Więc jest dokładnie odwrotnie niż piszą wcześniej, masz za mało ziemii, a za dużo bazaltowej "czapki" i
rośliny wolno startują.
To są jakieś mity, że potrzebna jest gruba warstwa bazaltu, u mnie jest 3-4cm ziemi, na tym miejscami 1cm-1.5cm bazaltu, brak siatki i ... nie ma najmniejszego problemu,
rośliny rosną jak szalone, ziemia nie brudzi wody i nie wzbija się do wody nawet przy przesadzaniu roślin (myśle że to zasługa braku zupełnie nie potrzebnej siatki).
Ziemia najzwyklejsza jaka znalazłem bez nawózów w castoramie, czarny worek za pare zł.
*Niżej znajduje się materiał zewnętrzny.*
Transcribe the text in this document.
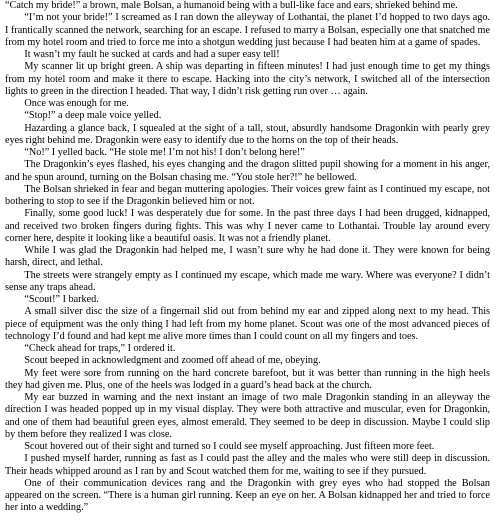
“Catch my bride!” a brown, male Bolsan, a humanoid being with a bull-like face and ears, shrieked behind me.

“I’m not your bride!” I screamed as I ran down the alleyway of Lothantai, the planet I’d hopped to two days ago. I frantically scanned the network, searching for an escape. I refused to marry a Bolsan, especially one that snatched me from my hotel room and tried to force me into a shotgun wedding just because I had beaten him at a game of spades.

It wasn’t my fault he sucked at cards and had a super easy tell!

My scanner lit up bright green. A ship was departing in fifteen minutes! I had just enough time to get my things from my hotel room and make it there to escape. Hacking into the city’s network, I switched all of the intersection lights to green in the direction I headed. That way, I didn’t risk getting run over … again.

Once was enough for me.

“Stop!” a deep male voice yelled.

Hazarding a glance back, I squealed at the sight of a tall, stout, absurdly handsome Dragonkin with pearly grey eyes right behind me. Dragonkin were easy to identify due to the horns on the top of their heads.

“No!” I yelled back. “He stole me! I’m not his! I don’t belong here!”

The Dragonkin’s eyes flashed, his eyes changing and the dragon slitted pupil showing for a moment in his anger, and he spun around, turning on the Bolsan chasing me. “You stole her?!” he bellowed.

The Bolsan shrieked in fear and began muttering apologies. Their voices grew faint as I continued my escape, not bothering to stop to see if the Dragonkin believed him or not.

Finally, some good luck! I was desperately due for some. In the past three days I had been drugged, kidnapped, and received two broken fingers during fights. This was why I never came to Lothantai. Trouble lay around every corner here, despite it looking like a beautiful oasis. It was not a friendly planet.

While I was glad the Dragonkin had helped me, I wasn’t sure why he had done it. They were known for being harsh, direct, and lethal.

The streets were strangely empty as I continued my escape, which made me wary. Where was everyone? I didn’t sense any traps ahead.

“Scout!” I barked.

A small silver disc the size of a fingernail slid out from behind my ear and zipped along next to my head. This piece of equipment was the only thing I had left from my home planet. Scout was one of the most advanced pieces of technology I’d found and had kept me alive more times than I could count on all my fingers and toes.

“Check ahead for traps,” I ordered it.

Scout beeped in acknowledgment and zoomed off ahead of me, obeying.

My feet were sore from running on the hard concrete barefoot, but it was better than running in the high heels they had given me. Plus, one of the heels was lodged in a guard’s head back at the church.

My ear buzzed in warning and the next instant an image of two male Dragonkin standing in an alleyway the direction I was headed popped up in my visual display. They were both attractive and muscular, even for Dragonkin, and one of them had beautiful green eyes, almost emerald. They seemed to be deep in discussion. Maybe I could slip by them before they realized I was close.

Scout hovered out of their sight and turned so I could see myself approaching. Just fifteen more feet.

I pushed myself harder, running as fast as I could past the alley and the males who were still deep in discussion. Their heads whipped around as I ran by and Scout watched them for me, waiting to see if they pursued.

One of their communication devices rang and the Dragonkin with grey eyes who had stopped the Bolsan appeared on the screen. “There is a human girl running. Keep an eye on her. A Bolsan kidnapped her and tried to force her into a wedding.”
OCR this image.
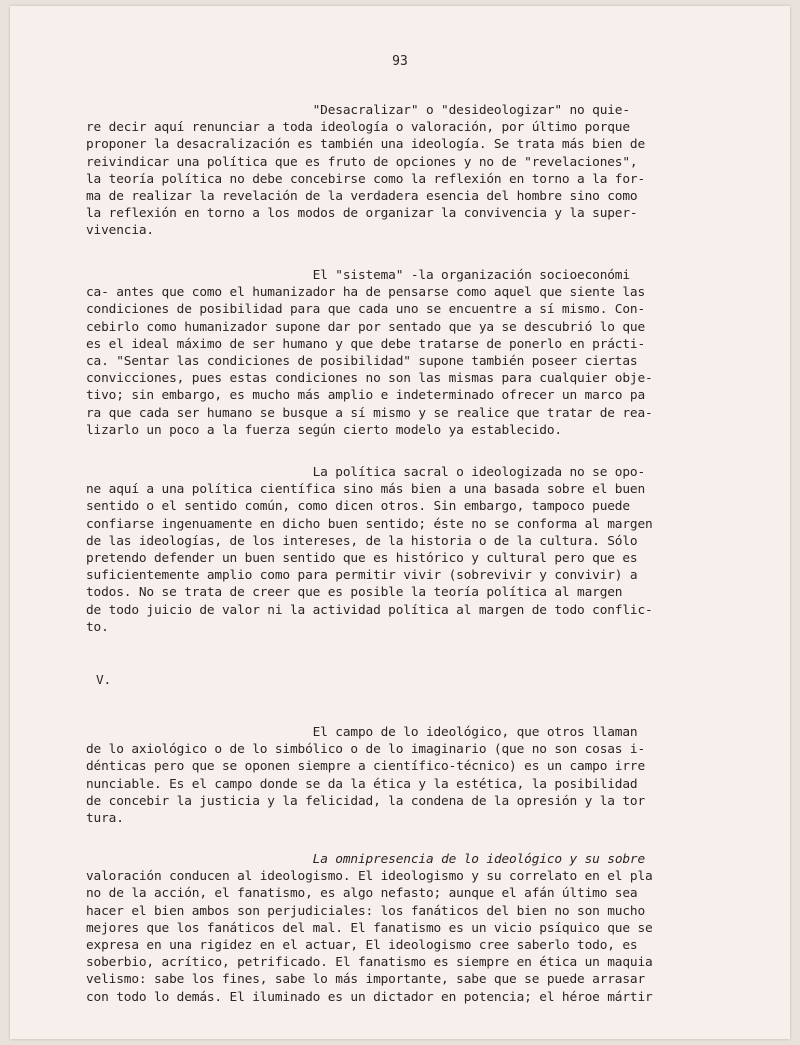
93

"Desacralizar" o "desideologizar" no quie-
re decir aquí renunciar a toda ideología o valoración, por último porque
proponer la desacralización es también una ideología. Se trata más bien de
reivindicar una política que es fruto de opciones y no de "revelaciones",
la teoría política no debe concebirse como la reflexión en torno a la for-
ma de realizar la revelación de la verdadera esencia del hombre sino como
la reflexión en torno a los modos de organizar la convivencia y la super-
vivencia.

El "sistema" -la organización socioeconómi
ca- antes que como el humanizador ha de pensarse como aquel que siente las
condiciones de posibilidad para que cada uno se encuentre a sí mismo. Con-
cebirlo como humanizador supone dar por sentado que ya se descubrió lo que
es el ideal máximo de ser humano y que debe tratarse de ponerlo en prácti-
ca. "Sentar las condiciones de posibilidad" supone también poseer ciertas
convicciones, pues estas condiciones no son las mismas para cualquier obje-
tivo; sin embargo, es mucho más amplio e indeterminado ofrecer un marco pa
ra que cada ser humano se busque a sí mismo y se realice que tratar de rea-
lizarlo un poco a la fuerza según cierto modelo ya establecido.

La política sacral o ideologizada no se opo-
ne aquí a una política científica sino más bien a una basada sobre el buen
sentido o el sentido común, como dicen otros. Sin embargo, tampoco puede
confiarse ingenuamente en dicho buen sentido; éste no se conforma al margen
de las ideologías, de los intereses, de la historia o de la cultura. Sólo
pretendo defender un buen sentido que es histórico y cultural pero que es
suficientemente amplio como para permitir vivir (sobrevivir y convivir) a
todos. No se trata de creer que es posible la teoría política al margen
de todo juicio de valor ni la actividad política al margen de todo conflic-
to.

V.

El campo de lo ideológico, que otros llaman
de lo axiológico o de lo simbólico o de lo imaginario (que no son cosas i-
dénticas pero que se oponen siempre a científico-técnico) es un campo irre
nunciable. Es el campo donde se da la ética y la estética, la posibilidad
de concebir la justicia y la felicidad, la condena de la opresión y la tor
tura.

La omnipresencia de lo ideológico y su sobre
valoración conducen al ideologismo. El ideologismo y su correlato en el pla
no de la acción, el fanatismo, es algo nefasto; aunque el afán último sea
hacer el bien ambos son perjudiciales: los fanáticos del bien no son mucho
mejores que los fanáticos del mal. El fanatismo es un vicio psíquico que se
expresa en una rigidez en el actuar, El ideologismo cree saberlo todo, es
soberbio, acrítico, petrificado. El fanatismo es siempre en ética un maquia
velismo: sabe los fines, sabe lo más importante, sabe que se puede arrasar
con todo lo demás. El iluminado es un dictador en potencia; el héroe mártir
Miałem troche takich glónów jak ty a też mam swiatło z LED'ow + słońce z okna, nie robie z tym nic wielkiego, usuwam mechanicznie zarażone miejsca, podaje
CO2 z butli i glonów z dnia na dzień jest coraz mniej (28 dni po starcie).
Nie podaje żadnych nawozów bo i po co w tak wczesnej fazie jest wszystkiego pełno z ziemii,
rośliny nie nadażaja jeszcze tego odbierać do tego nawozy i glon murowany.
Także przedewszystkim dużo cierpliwości, dosadź roślin, usuwaj glony, podkręć
CO2 i narazie nie lej chemii ! (pierwszy miesiąc przynajmniej)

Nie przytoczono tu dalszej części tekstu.